(China, 2017)
Director: Wang Feifei.
Como vimos en algunas de las nuevas películas de Jia Zhang-ke, China ofrece todo un territorio donde se vuelven bien visibles muchas angustias modernas. Al ser China tan moderna y a la vez tan tradicional, la yuxtaposición se torna inevitable. Tan solo la imagen de una chica joven con su celular paseando por una isla parece suficiente para hacernos entender que todo eso es tema y problema.
Para nosotros, lo chino siempre se asocia a tradiciones milenarias y a un universo que ya por su lejanía se acomoda inmediatamente en el reino de lo fantástico. Sin embargo, From Where We’ve Fallen (primer largometraje de Wang Feifei) se ocupa centralmente de dos conflictos de pareja relativamente simples que por ciertas causalidades terminan anidándose en el mismo lugar.
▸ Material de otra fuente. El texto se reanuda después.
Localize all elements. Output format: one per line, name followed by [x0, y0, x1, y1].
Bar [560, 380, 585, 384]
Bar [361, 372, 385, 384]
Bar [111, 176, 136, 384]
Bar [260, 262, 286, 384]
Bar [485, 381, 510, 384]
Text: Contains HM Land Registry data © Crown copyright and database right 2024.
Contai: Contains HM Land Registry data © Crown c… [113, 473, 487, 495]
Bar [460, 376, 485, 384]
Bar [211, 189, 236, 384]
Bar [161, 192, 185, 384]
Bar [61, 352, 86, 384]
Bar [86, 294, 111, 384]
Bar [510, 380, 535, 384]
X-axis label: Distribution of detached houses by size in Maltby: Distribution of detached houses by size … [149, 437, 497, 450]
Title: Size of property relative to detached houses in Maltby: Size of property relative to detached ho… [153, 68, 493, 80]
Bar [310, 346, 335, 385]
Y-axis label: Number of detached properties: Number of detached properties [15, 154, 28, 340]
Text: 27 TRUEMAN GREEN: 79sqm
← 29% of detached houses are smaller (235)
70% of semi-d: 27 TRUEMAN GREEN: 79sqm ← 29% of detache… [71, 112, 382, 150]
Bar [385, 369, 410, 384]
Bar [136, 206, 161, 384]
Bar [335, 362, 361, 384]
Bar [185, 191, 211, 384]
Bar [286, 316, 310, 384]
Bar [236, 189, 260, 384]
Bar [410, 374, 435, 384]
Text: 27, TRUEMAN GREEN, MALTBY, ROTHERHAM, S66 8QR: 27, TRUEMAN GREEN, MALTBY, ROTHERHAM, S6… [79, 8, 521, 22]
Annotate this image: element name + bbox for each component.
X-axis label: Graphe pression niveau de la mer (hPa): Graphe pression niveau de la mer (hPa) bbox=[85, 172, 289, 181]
Lo central parece ser el matrimonio, pero en su configuración casi plástica de las bodas y de la gente que las vive con toda la parafernalia incluida. En medio de ello, dos relatos de infidelidad que se cruzan, ambos contados desde la perspectiva menos beneficiosa: la del personaje condenado a ser secundario en el triángulo. Así tenemos una joven estudiante que es amante de un profesor y un trabajador gastronómico engañado por su esposa.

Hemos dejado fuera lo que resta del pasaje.